How to convert Tensorflow Multi-head attention to Pytorch equivalent?

Yasaman_Salehi · September 10, 2023, 1:47pm

Both Tensorflow and Pytoch have functions for Transformer’s Multi-head attention and they gets arguments as follows:
tensorflow.keras.layers.MultiHeadAttention(num_heads, key_dim)
torch.nn.MultiheadAttention(embed_dim, num_heads)
where num_heads stands for number of heads in multi-head attention module and key_dim and embed_dim are explained below:

Assume in a NLP example we have an input of size [1, 10, 512] which means we have a sentence with 10 words and each word is a [1, 512] vector after passing through the tokenizer. so the embed_dim is 512.
now if we have a multi-head attention with num_heads = 8 , the input would be resized to [1, 10, 8, 64]. so, each of these heads would have dimension of [1, 10, 64]. if I understand it correctly, the key_dim in Tensorflow is this 64 in each head.

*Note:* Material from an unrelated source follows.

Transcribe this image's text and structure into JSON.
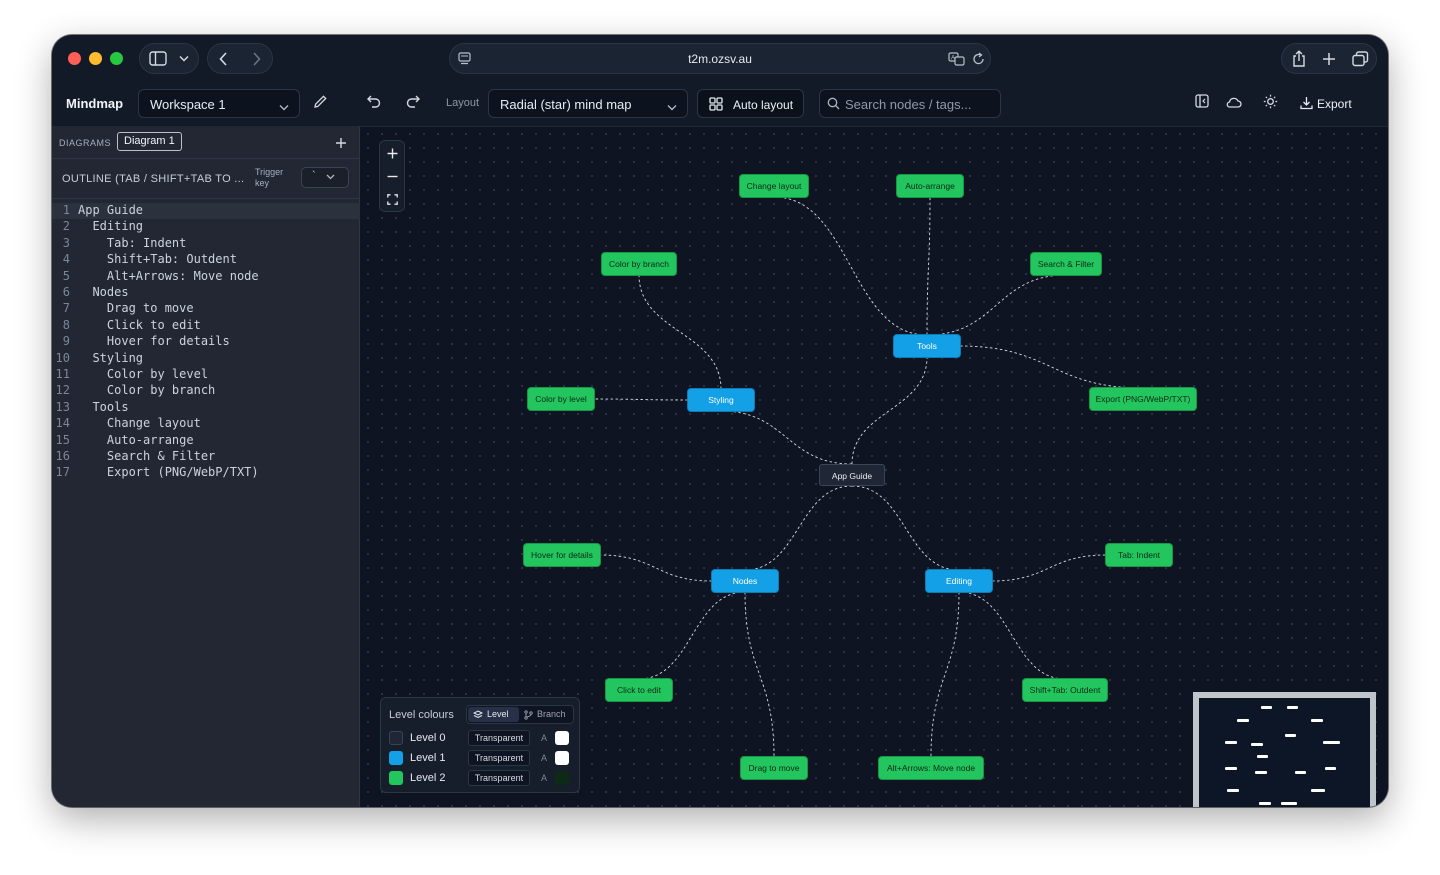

I have a Tensorflow transformer and I’m trying to convert it to Pytorch. The input data is a [1, 136, 4] matrix which is used for both query and key.
In TF code, the multi-head attention gets num_head = 8 and key_dim = 4. it means the embed_dim in Pytorch must be key_dim * num_heads = 32 but my data is [1, 136, 4].
Does in mean I have to repeat my input for 8 times and have the key and query of size [1, 136, 32]?
how can I give a [1, 136, 4] data to a Transformer with 8 heads in Pytorch?
I should mention the input is a sequence of 136 bounding box coordinates including x, y, w & h.
Thank you in advanced.